Security researchers disclosed CVE-2026-49975 on June 3, 2026 — a remote denial-of-service exploit called the HTTP/2 Bomb that can exhaust 32 gigabytes of server memory in approximately 10 seconds on a vulnerable Envoy deployment, requiring only a single residential internet connection to execute. The vulnerability affects nginx, Apache httpd, Microsoft IIS, Envoy proxy, and Cloudflare Pingora, with over 880,000 public-facing servers confirmed exposed via Shodan scan.
How CVE-2026-49975 Exploits HTTP/2 HPACK Compression Against nginx, Apache, and Envoy
The attack combines two techniques: HPACK compression table amplification and Slowloris-style connection holding. An attacker first seeds the server’s HTTP/2 header compression table with a single large header entry. Subsequent requests then send thousands of single-byte references back to that table entry — forcing the server to allocate massive memory to reconstruct the referenced headers on each request while keeping the connections alive long enough to exhaust available memory.
Amplification Ratios Across Affected Platforms
The bandwidth amplification ratios measured by researchers are severe: Envoy reaches 5,700:1 amplification (exhausting 32 GB in roughly 10 seconds), Apache httpd reaches 4,000:1, and nginx reaches 70:1. Even nginx’s comparatively modest ratio means a single connection generating a few megabits of traffic forces the server to process hundreds of megabits of effective data — sufficient to degrade service under sustained attack.
Cloudflare Pingora’s inclusion is particularly notable. Pingora is Cloudflare’s internally developed HTTP proxy engine, used to front and protect other websites against web attacks. A vulnerability in that layer affects not just Cloudflare’s infrastructure but the protective posture it provides to downstream customers.
Responsible Disclosure to Vendors and Patch Status
Researchers notified all affected vendors beginning on May 27, 2026. The coordinated public disclosure on June 3 follows that vendor notification window. The CVE was assigned to the Apache httpd variant; other affected platforms — nginx, IIS, Envoy, and Pingora — are separately tracking the issue, and patch availability varies by vendor.

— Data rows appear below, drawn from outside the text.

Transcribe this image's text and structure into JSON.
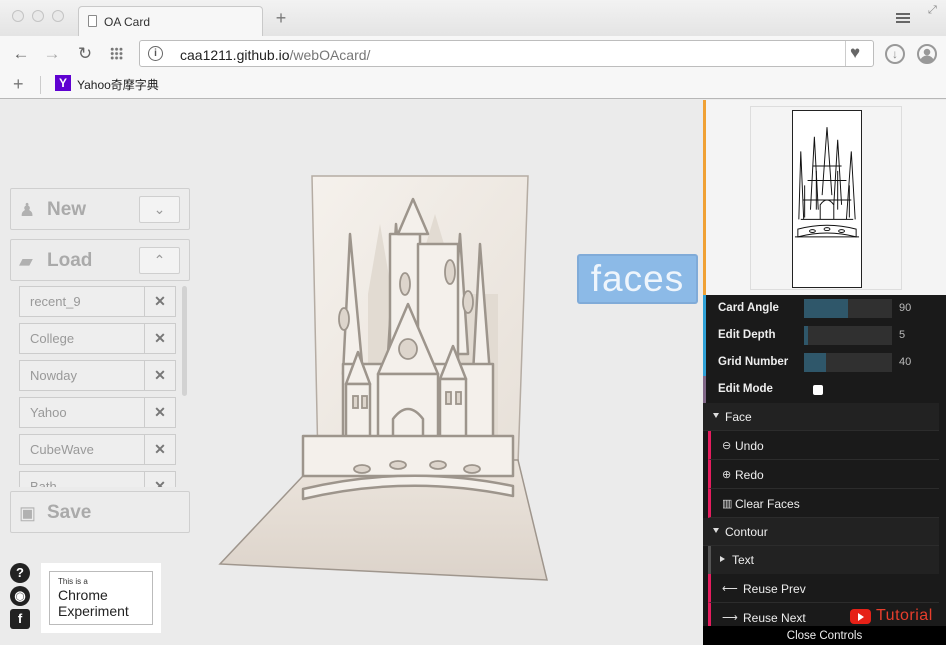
{
  "browser": {
    "tab_title": "OA Card",
    "url_host": "caa1211.github.io",
    "url_path": "/webOAcard/",
    "bookmark_label": "Yahoo奇摩字典"
  },
  "left_panel": {
    "new_label": "New",
    "load_label": "Load",
    "save_label": "Save",
    "saved_items": [
      "recent_9",
      "College",
      "Nowday",
      "Yahoo",
      "CubeWave",
      "Bath"
    ],
    "chrome_experiment_small": "This is a",
    "chrome_experiment_line1": "Chrome",
    "chrome_experiment_line2": "Experiment"
  },
  "overlay_badge": "faces",
  "controls": {
    "card_angle_label": "Card Angle",
    "card_angle_value": 90,
    "card_angle_fraction": 0.5,
    "edit_depth_label": "Edit Depth",
    "edit_depth_value": 5,
    "edit_depth_fraction": 0.05,
    "grid_number_label": "Grid Number",
    "grid_number_value": 40,
    "grid_number_fraction": 0.25,
    "edit_mode_label": "Edit Mode",
    "edit_mode_checked": false,
    "face_folder": "Face",
    "undo": "Undo",
    "redo": "Redo",
    "clear_faces": "Clear Faces",
    "contour_folder": "Contour",
    "text_folder": "Text",
    "reuse_prev": "Reuse Prev",
    "reuse_next": "Reuse Next",
    "close_controls": "Close Controls"
  },
  "tutorial_label": "Tutorial",
  "colors": {
    "accent_blue": "#2fa1d6",
    "accent_pink": "#e61d5f",
    "accent_orange": "#f0a135",
    "tutorial_red": "#e83e2c"
  }
}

880,000 Servers Exposed; Public PoC Lowers the Attack Bar
A Shodan scan conducted by researchers identified more than 880,000 public-facing websites running affected server software with HTTP/2 enabled at time of disclosure. Many of those servers benefit from CDN fronting, which partially mitigates direct exploitation — requests must pass through the CDN layer before reaching origin infrastructure. However, CDN fronting does not protect services where the CDN itself is the vulnerable component, as in the Pingora case.
No evidence of active in-the-wild exploitation was found at time of disclosure. The accompanying public proof-of-concept code released with the research significantly lowers the technical barrier for adversaries seeking to weaponize the technique — moving the threat from theoretical to operational without requiring independent vulnerability research.
Scope of the HTTP/2 Bomb Across Web Infrastructure
The HTTP/2 protocol is near-universally enabled on modern web servers as a performance optimization. HPACK header compression — the mechanism the attack exploits — is a core protocol feature, not an optional extension. This means the attack surface is inherent to compliant HTTP/2 implementations, and the fix requires implementation-level changes rather than configuration toggles.
Web operators should verify whether HTTP/2 is enabled on exposed server instances and monitor vendor advisories from nginx, Apache, Microsoft, Envoy, and Cloudflare for patch availability. Organizations where Envoy or Apache serves as the edge or API gateway component face the highest immediate risk given the amplification ratios measured in research testing.